Duplicate key value violates

Lately I see lots of errors in postgresql.
I need to pay attention to it? What to do with it?

PostgreSQL 9.5

ERROR:  duplicate key value violates unique constraint "sentry_eventuser_project_id_1a96e3b719e55f9a_uniq"
DETAIL:  Key (project_id, hash)=(2, 36de309602983818b4c2b9b606ef4ff4) already exists.
STATEMENT:  INSERT INTO "sentry_eventuser" ("project_id", "hash", "ident", "email", "username", "ip_address", "date_added") VALUES (2, '36de309602983818b4c2b9b606ef4ff4', '40644', NULL, '5ba1ccc87asdasdasd11202420a000003', '10.0.0.10', '2017-02-11 07:51:09.136418+00:00') RETURNING "sentry_eventuser"."id"

ERROR:  duplicate key value violates unique constraint "sentry_organizationonboar_organization_id_47e98e05cae29cf3_uniq"
DETAIL:  Key (organization_id, task)=(1, 5) already exists.
STATEMENT:  INSERT INTO "sentry_organizationonboardingtask" ("organization_id", "user_id", "task", "status", "date_completed", "project_id", "data") VALUES (1, NULL, 5, 1, '2017-02-11 07:51:09.239742+00:00', 2, '{}') RETURNING "sentry_organizationonboardingtask"."id"

ERROR:  duplicate key value violates unique constraint "sentry_grouprelease_group_id_46ba6e430d088d04_uniq"
DETAIL:  Key (group_id, release_id, environment)=(1930, 262, ) already exists.
STATEMENT:  INSERT INTO "sentry_grouprelease" ("project_id", "group_id", "release_id", "environment", "first_seen", "last_seen") VALUES (2, 1930, 262, '', '2017-02-11 07:50:20+00:00', '2017-02-11 07:50:20+00:00') RETURNING "sentry_grouprelease"."id"

You can ignore these errors. We use this pattern a lot in our code. We try to blindly INSERT a row, then depend on the database error, catch the error, and move on.

So these logs are safe to ignore.

1 Like

Thanks you.

:evergreen_tree:

I honestly cannot believe I just read this. Here I thought I had some corruption in my database, and I’m finding this is expected behavior. IMO relying on catching errors is a TERRIBLE idea. This is not inspiring my confidence in this code.

1 Like

I think you’re trolling, but I’ll bite anyways.

The behavior we’re doing is more performant. We rely on attempting to insert and on conflict, ignore. If you have someone to complain to, complain to Postgres. Without doing this, we’d have to double query count by doing a SELECT first just to check if it exists before INSERTing. So there’s very little value in doing that when we can just blindly INSERT and be faster.

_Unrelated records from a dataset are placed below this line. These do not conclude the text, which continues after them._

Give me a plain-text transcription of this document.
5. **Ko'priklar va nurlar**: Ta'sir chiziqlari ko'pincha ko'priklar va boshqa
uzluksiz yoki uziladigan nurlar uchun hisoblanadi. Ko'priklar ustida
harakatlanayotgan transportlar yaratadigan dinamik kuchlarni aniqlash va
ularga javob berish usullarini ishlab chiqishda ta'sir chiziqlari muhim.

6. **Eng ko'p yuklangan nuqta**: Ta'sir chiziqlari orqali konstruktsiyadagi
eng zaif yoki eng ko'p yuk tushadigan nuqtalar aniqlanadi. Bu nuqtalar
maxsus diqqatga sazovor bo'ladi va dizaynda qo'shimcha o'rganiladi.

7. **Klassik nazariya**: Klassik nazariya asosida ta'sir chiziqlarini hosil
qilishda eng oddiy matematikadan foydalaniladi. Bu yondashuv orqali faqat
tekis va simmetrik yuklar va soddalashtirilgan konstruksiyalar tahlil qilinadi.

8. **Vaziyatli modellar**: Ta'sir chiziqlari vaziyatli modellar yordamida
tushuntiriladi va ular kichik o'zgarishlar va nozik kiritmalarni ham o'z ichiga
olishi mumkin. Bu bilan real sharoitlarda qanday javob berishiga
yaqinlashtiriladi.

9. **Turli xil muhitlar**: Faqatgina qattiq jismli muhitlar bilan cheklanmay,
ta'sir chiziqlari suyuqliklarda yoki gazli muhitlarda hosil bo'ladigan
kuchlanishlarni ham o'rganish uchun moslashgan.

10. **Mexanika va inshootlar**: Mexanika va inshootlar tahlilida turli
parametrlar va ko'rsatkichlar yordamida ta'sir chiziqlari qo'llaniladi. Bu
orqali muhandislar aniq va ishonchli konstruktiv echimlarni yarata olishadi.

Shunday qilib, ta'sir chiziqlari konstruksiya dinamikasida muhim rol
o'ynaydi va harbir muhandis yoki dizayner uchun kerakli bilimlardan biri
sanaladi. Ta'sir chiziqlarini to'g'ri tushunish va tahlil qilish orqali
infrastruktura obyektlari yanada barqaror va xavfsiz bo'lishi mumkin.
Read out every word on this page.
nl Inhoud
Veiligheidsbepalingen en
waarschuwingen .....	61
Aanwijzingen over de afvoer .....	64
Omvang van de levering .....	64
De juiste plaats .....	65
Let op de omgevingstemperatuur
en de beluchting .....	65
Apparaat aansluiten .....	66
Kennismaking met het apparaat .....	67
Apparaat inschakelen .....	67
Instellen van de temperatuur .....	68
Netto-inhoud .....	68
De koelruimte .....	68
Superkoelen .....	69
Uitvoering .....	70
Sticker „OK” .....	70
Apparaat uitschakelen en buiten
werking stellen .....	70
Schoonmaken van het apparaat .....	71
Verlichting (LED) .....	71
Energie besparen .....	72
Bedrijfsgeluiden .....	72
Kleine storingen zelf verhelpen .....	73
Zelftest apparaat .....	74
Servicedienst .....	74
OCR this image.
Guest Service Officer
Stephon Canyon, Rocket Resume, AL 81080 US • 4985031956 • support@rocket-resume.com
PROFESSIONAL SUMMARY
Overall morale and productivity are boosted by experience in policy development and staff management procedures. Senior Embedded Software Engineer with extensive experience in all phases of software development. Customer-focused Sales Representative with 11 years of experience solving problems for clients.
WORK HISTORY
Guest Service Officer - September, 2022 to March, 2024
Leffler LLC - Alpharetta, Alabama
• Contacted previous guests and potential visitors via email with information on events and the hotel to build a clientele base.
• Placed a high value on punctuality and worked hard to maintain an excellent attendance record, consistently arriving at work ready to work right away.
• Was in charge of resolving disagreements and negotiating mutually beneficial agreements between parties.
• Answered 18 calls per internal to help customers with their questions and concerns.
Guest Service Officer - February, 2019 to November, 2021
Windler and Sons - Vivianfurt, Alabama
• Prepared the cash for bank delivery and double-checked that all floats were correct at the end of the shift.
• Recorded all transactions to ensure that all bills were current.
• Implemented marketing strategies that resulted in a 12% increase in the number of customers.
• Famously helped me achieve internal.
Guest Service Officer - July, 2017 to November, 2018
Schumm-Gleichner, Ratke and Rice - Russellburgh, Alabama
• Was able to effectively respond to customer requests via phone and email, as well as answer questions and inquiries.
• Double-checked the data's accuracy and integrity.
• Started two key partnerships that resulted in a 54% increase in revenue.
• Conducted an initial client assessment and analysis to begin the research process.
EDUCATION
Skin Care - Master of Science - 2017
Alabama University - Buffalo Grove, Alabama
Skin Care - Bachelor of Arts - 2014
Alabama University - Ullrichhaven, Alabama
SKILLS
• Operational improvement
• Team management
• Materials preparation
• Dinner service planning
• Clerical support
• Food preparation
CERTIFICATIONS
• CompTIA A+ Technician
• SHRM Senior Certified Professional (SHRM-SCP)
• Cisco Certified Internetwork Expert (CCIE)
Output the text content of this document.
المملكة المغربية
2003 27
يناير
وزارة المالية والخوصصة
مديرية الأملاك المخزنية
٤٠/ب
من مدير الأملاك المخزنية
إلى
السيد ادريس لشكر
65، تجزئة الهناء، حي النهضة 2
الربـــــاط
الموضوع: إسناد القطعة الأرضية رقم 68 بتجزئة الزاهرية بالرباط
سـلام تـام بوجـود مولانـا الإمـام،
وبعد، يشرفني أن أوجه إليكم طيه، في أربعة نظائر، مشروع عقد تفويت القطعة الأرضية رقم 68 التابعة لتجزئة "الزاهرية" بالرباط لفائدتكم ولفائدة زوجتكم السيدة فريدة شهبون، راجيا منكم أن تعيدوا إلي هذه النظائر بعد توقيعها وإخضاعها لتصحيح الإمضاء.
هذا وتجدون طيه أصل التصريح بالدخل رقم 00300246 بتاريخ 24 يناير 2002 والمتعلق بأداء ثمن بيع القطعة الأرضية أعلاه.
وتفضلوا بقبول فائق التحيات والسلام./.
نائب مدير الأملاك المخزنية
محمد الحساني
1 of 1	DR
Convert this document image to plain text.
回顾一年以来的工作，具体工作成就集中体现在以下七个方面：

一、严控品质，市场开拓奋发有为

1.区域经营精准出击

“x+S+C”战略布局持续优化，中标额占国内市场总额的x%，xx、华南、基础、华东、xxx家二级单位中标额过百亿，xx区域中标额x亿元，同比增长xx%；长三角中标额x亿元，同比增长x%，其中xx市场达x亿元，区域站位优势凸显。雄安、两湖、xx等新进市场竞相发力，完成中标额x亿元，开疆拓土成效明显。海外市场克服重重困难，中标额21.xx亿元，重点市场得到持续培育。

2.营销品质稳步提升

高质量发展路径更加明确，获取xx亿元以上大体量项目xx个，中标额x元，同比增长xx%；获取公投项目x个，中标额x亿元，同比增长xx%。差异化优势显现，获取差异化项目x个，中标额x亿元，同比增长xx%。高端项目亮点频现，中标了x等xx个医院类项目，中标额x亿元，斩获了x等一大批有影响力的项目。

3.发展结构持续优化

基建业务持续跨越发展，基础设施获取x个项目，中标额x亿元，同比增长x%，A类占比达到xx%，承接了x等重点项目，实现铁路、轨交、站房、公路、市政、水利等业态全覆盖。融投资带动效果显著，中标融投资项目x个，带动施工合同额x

Now, the reason we do this is kinda legacy. I wanna say Postgres 9.5, but could be wrong, introduced the ability to do INSERT … ON CONFLICT DO NOTHING, which is exactly the behavior we are mimicking here, but doing it at the database level, which would avoid the errors.

Until recently, we were running Postgres 9.3 in production thus we couldn’t even use this feature if we wanted. Now we run Postgres 9.6 where we can, but the Django ORM doesn’t support syntax to construct a query like this.

We have the potential to support this by extending the ORM ourselves or slapping down custom SQL everywhere to add ON CONFLICT DO NOTHING.

We have no plans on doing this just yet, but I personally kinda want to do it. There’s just little incentive or motivation to do so, so it’s hard to prioritize when the behavior won’t change.

I’ve been using postgres since 7.x, and while I too have had to account for deficiencies in it over the years, allowing code to error and considering that a viable solution was never a thing I had to do. Sure, having to select before insert adds some overhead, but that would have been the right thing to do at the time. IMNSHO.

Just saying, I did have db corruption yesterday, and Sentry was throwing errors because of it. Once I fixed it (had to drop a column and recreate it), and the db kept complaining about duplicate keys, I wasted a few hours trying to address what I figured to be more corruption, only to find it was a feature!

So, in closing, I’m going to argue that anything that’s spamming logs with errors might lead to someone trying to fix them.

“Right” is pretty subjective here. It’s not overhead we could have afforded and still can’t since it’s too many extra queries. I’d argue that the fact that Postgres yells loudly about it is the problem since it’s not an error. Arguable it’s a warning or info level type log.

We tune Postgres and just disable these logs so we don’t see it. You’re free to do the same. Maybe at some point in the future we’ll change this behavior, but like I said, this is hard to justify the time for right now since it’s a big change with functionally no difference.